From FRO's 1st Quarter release:
Strategy and Outlook
The Board sees a challenging supply / demand situation for the tanker market where the combined VLCC and Suezmax fleet between 2004 and 2012 increased by 98 percent without being backed by a similar increase in demand
. Frontline will continue to remain cautious and focus its resources on the present activities until a clearer sign of recovery can be seen in the tanker market.
Following the restructuring completed in December 2011, the cash break even rates for the Company were substantially reduced for the period 2012-2015*
, creating a downside protection for the Company.
As part of the restructuring, the Company obtained agreements with its major counterparties to reduce the gross charter payment commitments under existing chartering arrangements. Frontline will, however, compensate charter counterparties with 100 percent of any difference between the renegotiated rates and the actual market rate up to the original contract rates. Some of the counterparties will receive some additional compensation for earnings achieved above original contract rates. The TCEs earned in the in the first quarter of 2012 were above the renegotiated rates and Frontline recorded cash sweep expense of $14.9 million in the quarter. The main part of this relates to the amended charter parties with Ship Finance.
The development in the first quarter and so far in the second quarter has been stronger than the Board anticipated at the beginning of the year. Based on results achieved so far in the quarter and the current outlook the Board expects the operating result in the second quarter to be better than in the first quarter.
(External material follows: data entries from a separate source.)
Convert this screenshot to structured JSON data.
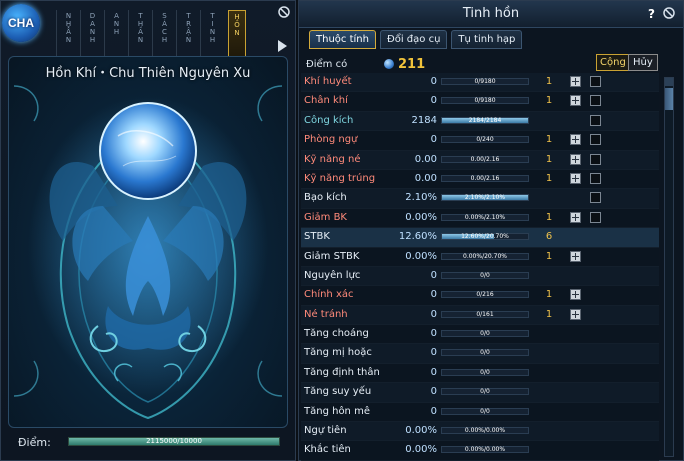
{
  "left_panel": {
    "badge": "CHA",
    "vertical_tabs": [
      {
        "label": "NHẪN",
        "active": false
      },
      {
        "label": "DANH",
        "active": false
      },
      {
        "label": "ANH",
        "active": false
      },
      {
        "label": "THẦN",
        "active": false
      },
      {
        "label": "SÁCH",
        "active": false
      },
      {
        "label": "TRẬN",
        "active": false
      },
      {
        "label": "TINH",
        "active": false
      },
      {
        "label": "HỒN",
        "active": true
      }
    ],
    "art_title": "Hồn Khí・Chu Thiên Nguyên Xu",
    "points_label": "Điểm:",
    "points_bar_text": "2115000/10000",
    "points_fill": 1.0
  },
  "right_panel": {
    "title": "Tinh hồn",
    "help": "?",
    "tabs": [
      {
        "label": "Thuộc tính",
        "active": true
      },
      {
        "label": "Đổi đạo cụ",
        "active": false
      },
      {
        "label": "Tụ tinh hạp",
        "active": false
      }
    ],
    "points_available_label": "Điểm có",
    "points_available": "211",
    "confirm_label": "Cộng",
    "cancel_label": "Hủy",
    "stats": [
      {
        "name": "Khí huyết",
        "color": "red",
        "value": "0",
        "bar": "0/9180",
        "fill": 0.0,
        "count": "1",
        "plus": true,
        "check": true
      },
      {
        "name": "Chân khí",
        "color": "red",
        "value": "0",
        "bar": "0/9180",
        "fill": 0.0,
        "count": "1",
        "plus": true,
        "check": true
      },
      {
        "name": "Công kích",
        "color": "teal",
        "value": "2184",
        "bar": "2184/2184",
        "fill": 1.0,
        "count": "",
        "plus": false,
        "check": true
      },
      {
        "name": "Phòng ngự",
        "color": "red",
        "value": "0",
        "bar": "0/240",
        "fill": 0.0,
        "count": "1",
        "plus": true,
        "check": true
      },
      {
        "name": "Kỹ năng né",
        "color": "red",
        "value": "0.00",
        "bar": "0.00/2.16",
        "fill": 0.0,
        "count": "1",
        "plus": true,
        "check": true
      },
      {
        "name": "Kỹ năng trúng",
        "color": "red",
        "value": "0.00",
        "bar": "0.00/2.16",
        "fill": 0.0,
        "count": "1",
        "plus": true,
        "check": true
      },
      {
        "name": "Bạo kích",
        "color": "white",
        "value": "2.10%",
        "bar": "2.10%/2.10%",
        "fill": 1.0,
        "count": "",
        "plus": false,
        "check": true
      },
      {
        "name": "Giảm BK",
        "color": "red",
        "value": "0.00%",
        "bar": "0.00%/2.10%",
        "fill": 0.0,
        "count": "1",
        "plus": true,
        "check": true
      },
      {
        "name": "STBK",
        "color": "white",
        "value": "12.60%",
        "bar": "12.60%/20.70%",
        "fill": 0.609,
        "count": "6",
        "plus": false,
        "check": false
      },
      {
        "name": "Giảm STBK",
        "color": "white",
        "value": "0.00%",
        "bar": "0.00%/20.70%",
        "fill": 0.0,
        "count": "1",
        "plus": true,
        "check": false
      },
      {
        "name": "Nguyên lực",
        "color": "white",
        "value": "0",
        "bar": "0/0",
        "fill": 0.0,
        "count": "",
        "plus": false,
        "check": false
      },
      {
        "name": "Chính xác",
        "color": "red",
        "value": "0",
        "bar": "0/216",
        "fill": 0.0,
        "count": "1",
        "plus": true,
        "check": false
      },
      {
        "name": "Né tránh",
        "color": "red",
        "value": "0",
        "bar": "0/161",
        "fill": 0.0,
        "count": "1",
        "plus": true,
        "check": false
      },
      {
        "name": "Tăng choáng",
        "color": "white",
        "value": "0",
        "bar": "0/0",
        "fill": 0.0,
        "count": "",
        "plus": false,
        "check": false
      },
      {
        "name": "Tăng mị hoặc",
        "color": "white",
        "value": "0",
        "bar": "0/0",
        "fill": 0.0,
        "count": "",
        "plus": false,
        "check": false
      },
      {
        "name": "Tăng định thân",
        "color": "white",
        "value": "0",
        "bar": "0/0",
        "fill": 0.0,
        "count": "",
        "plus": false,
        "check": false
      },
      {
        "name": "Tăng suy yếu",
        "color": "white",
        "value": "0",
        "bar": "0/0",
        "fill": 0.0,
        "count": "",
        "plus": false,
        "check": false
      },
      {
        "name": "Tăng hôn mê",
        "color": "white",
        "value": "0",
        "bar": "0/0",
        "fill": 0.0,
        "count": "",
        "plus": false,
        "check": false
      },
      {
        "name": "Ngự tiên",
        "color": "white",
        "value": "0.00%",
        "bar": "0.00%/0.00%",
        "fill": 0.0,
        "count": "",
        "plus": false,
        "check": false
      },
      {
        "name": "Khắc tiên",
        "color": "white",
        "value": "0.00%",
        "bar": "0.00%/0.00%",
        "fill": 0.0,
        "count": "",
        "plus": false,
        "check": false
      }
    ]
  }
}
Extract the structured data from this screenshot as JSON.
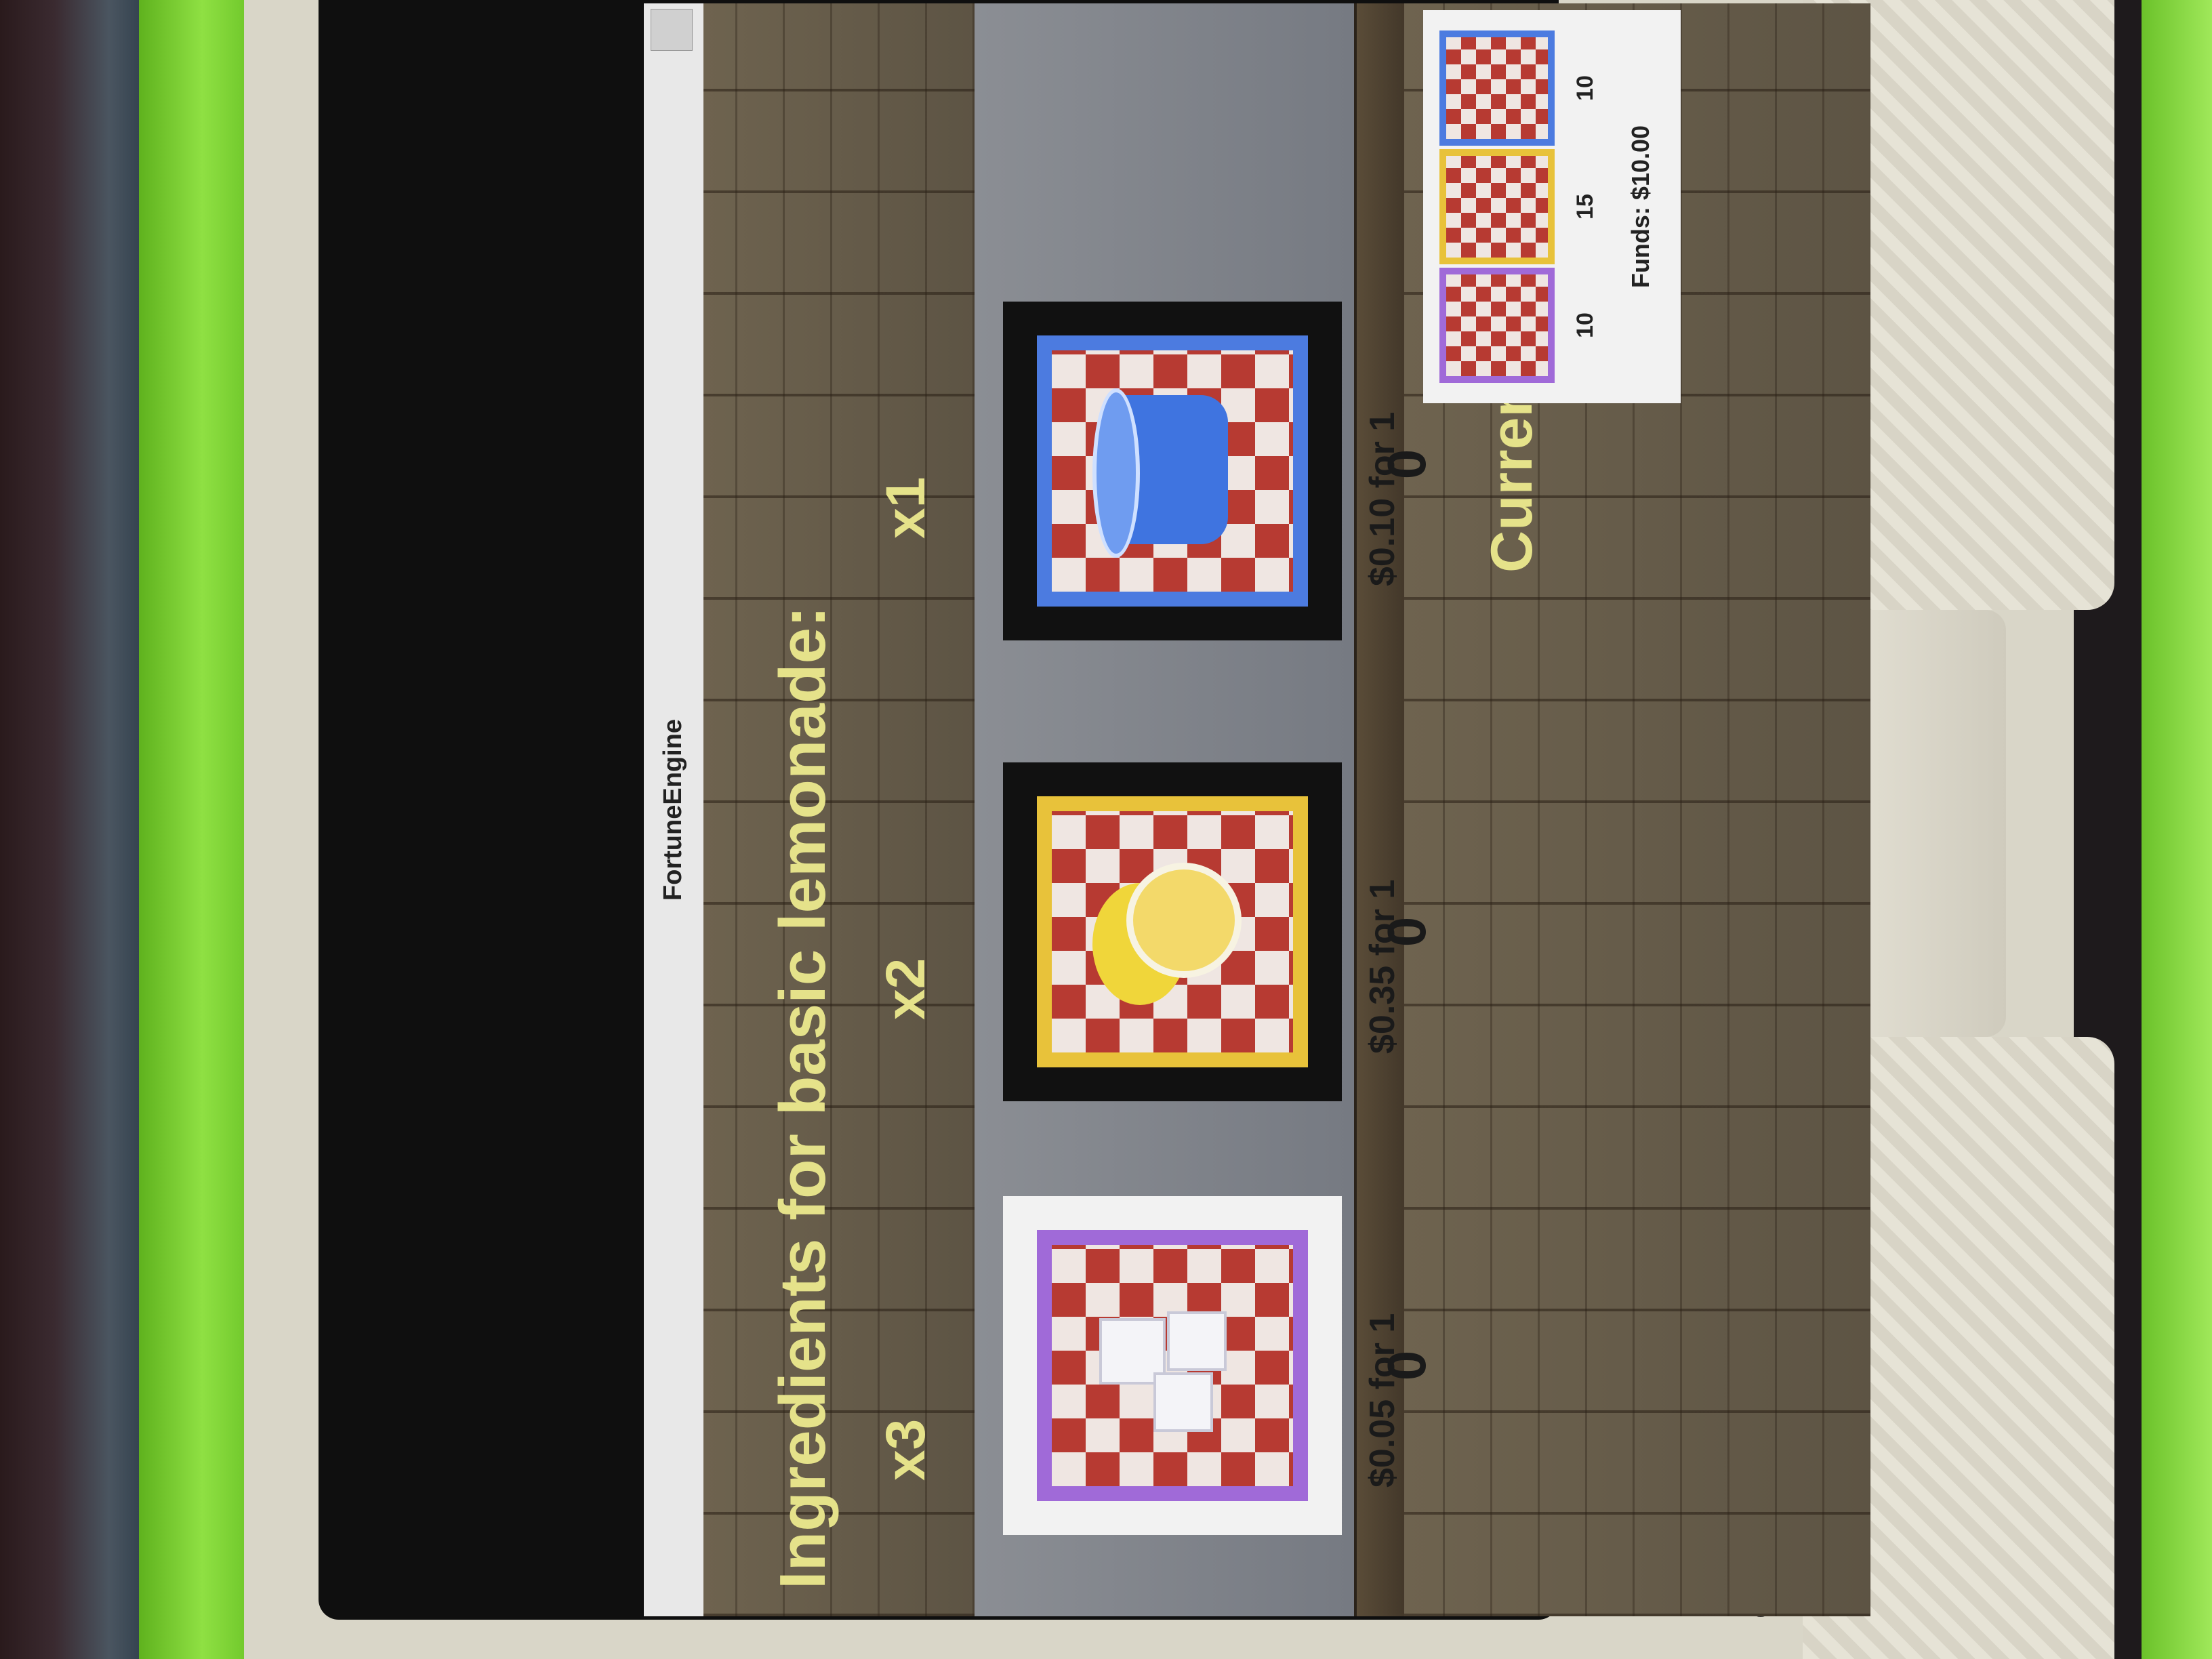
{
  "window": {
    "title": "FortuneEngine"
  },
  "store": {
    "heading": "Ingredients for basic lemonade:",
    "items": [
      {
        "name": "ice",
        "multiplier": "x3",
        "price": "$0.05 for 1",
        "quantity": "0",
        "icon": "ice-cubes-icon",
        "border_color": "#a06ad8"
      },
      {
        "name": "lemon",
        "multiplier": "x2",
        "price": "$0.35 for 1",
        "quantity": "0",
        "icon": "lemon-icon",
        "border_color": "#e8c23a"
      },
      {
        "name": "cup",
        "multiplier": "x1",
        "price": "$0.10 for 1",
        "quantity": "0",
        "icon": "cup-icon",
        "border_color": "#4c7be0"
      }
    ]
  },
  "supplies": {
    "label": "Current Supplies:",
    "items": [
      {
        "name": "ice",
        "count": "10",
        "icon": "ice-cubes-icon"
      },
      {
        "name": "lemon",
        "count": "15",
        "icon": "lemon-icon"
      },
      {
        "name": "cup",
        "count": "10",
        "icon": "cup-icon"
      }
    ],
    "funds": "Funds: $10.00"
  },
  "colors": {
    "heading_text": "#e5e28a",
    "device_green": "#8fe043"
  }
}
*The Company estimates average total cash cost breakeven rates for 2012 on a TCE basis for VLCCs and Suezmax tankers of approximately $24,100 and $17,500, respectively.
I have very small amounts of SB, BALT, and NAT and will very slowly accumulate over the next few years, just buying a few shares during hard sell offs, once maybe twice per year. Rates will pick up if the pace of shipping picks up, but IMO there will be no major longer term improvement in the industry until the rate deletions begins to outpace new deliveries. I guess a few major bankruptcies and some consolidation could achieve a similar result.